Replicou o padre, apontando o símbolo cristão:
- Ele, cujo exemplo a imortalidade deve seguir,
ofereceu a outra face e perdoou...
quem mais aqui presente oferece tal virtude?
Todos encorparam o rebanho...
Menos, delicada senhora sentada no banco à frente.
Dirigindo-se a ela, microfone em punho, o reverendo disse:
- Salve, dona Josefina! Pois, então, não perdoa os teus inimigos?
- Eu não tenho inimigos, padre - respondeu a gentil velhinha.
Tomando-a pelo braço, o vigário levou o diálogo ao altar.

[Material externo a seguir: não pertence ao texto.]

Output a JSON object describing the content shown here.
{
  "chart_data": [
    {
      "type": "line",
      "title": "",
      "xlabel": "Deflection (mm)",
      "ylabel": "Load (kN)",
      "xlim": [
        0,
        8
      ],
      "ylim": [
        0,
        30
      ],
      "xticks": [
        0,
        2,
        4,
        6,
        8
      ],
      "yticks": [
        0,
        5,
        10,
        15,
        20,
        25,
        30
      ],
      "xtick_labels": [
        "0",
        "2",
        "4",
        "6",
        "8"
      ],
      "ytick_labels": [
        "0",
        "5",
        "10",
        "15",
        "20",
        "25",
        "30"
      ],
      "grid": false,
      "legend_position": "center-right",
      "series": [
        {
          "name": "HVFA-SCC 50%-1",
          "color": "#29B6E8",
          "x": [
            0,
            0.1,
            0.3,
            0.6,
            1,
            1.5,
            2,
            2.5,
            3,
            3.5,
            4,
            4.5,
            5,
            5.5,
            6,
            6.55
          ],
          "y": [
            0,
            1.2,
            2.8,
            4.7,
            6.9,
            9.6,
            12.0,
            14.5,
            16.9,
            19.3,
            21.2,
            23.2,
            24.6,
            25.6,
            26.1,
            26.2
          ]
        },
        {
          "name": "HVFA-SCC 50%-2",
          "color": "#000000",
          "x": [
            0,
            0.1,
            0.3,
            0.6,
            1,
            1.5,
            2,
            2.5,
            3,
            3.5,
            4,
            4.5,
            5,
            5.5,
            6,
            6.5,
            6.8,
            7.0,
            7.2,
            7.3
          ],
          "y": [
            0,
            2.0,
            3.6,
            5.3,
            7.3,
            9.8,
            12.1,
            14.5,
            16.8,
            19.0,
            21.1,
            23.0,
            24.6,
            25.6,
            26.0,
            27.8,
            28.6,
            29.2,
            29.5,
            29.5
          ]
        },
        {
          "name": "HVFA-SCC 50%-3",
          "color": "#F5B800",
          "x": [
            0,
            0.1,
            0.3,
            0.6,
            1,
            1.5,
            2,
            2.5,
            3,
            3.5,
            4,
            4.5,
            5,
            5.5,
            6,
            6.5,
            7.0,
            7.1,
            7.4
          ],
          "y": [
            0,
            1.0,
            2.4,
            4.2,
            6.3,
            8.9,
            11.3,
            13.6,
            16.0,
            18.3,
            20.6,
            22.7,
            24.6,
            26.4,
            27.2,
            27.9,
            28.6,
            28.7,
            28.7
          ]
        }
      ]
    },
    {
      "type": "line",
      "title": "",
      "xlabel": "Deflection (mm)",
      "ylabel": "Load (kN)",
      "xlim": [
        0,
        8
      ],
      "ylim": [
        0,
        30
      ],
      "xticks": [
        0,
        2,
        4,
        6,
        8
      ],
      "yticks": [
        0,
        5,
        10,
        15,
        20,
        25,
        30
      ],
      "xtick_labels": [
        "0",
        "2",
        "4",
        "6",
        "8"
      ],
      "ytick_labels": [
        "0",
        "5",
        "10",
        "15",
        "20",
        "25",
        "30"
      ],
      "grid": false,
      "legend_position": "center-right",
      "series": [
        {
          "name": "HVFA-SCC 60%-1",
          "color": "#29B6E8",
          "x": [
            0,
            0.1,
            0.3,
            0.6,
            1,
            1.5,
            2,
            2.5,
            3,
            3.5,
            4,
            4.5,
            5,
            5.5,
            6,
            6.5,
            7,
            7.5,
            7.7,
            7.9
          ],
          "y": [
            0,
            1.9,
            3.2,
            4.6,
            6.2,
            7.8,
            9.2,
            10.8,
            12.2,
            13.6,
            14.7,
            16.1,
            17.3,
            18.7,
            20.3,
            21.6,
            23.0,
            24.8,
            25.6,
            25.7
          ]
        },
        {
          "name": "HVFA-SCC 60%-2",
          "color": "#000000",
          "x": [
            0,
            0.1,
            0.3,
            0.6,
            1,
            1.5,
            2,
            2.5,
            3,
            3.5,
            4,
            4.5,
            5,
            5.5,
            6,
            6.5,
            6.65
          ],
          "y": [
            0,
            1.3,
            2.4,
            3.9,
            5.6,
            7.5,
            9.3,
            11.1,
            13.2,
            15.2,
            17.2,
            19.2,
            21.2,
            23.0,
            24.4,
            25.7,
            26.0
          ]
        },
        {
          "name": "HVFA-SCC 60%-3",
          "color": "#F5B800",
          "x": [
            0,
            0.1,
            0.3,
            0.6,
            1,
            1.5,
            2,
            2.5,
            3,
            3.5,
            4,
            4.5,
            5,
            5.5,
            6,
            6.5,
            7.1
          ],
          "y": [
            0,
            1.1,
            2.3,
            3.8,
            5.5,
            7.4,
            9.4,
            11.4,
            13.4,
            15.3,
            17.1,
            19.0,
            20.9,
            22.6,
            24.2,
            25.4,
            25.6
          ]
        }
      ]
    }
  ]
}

- Qual é a tua idade, dona Josefina?
- 99 anos.
- 99 anos e sem o amargo da injúria! Aleluia!
Com vigor, os fiéis aplaudiram o feito.
- Nos conte, por favor, como é possível
aos inimigos tão longa vida?
A boa senhora pigarreou a voz e entusiasticamente falou:
- É que todos os filhos das putas, já faleceram...
Marco Pezão (midraxe hagadá)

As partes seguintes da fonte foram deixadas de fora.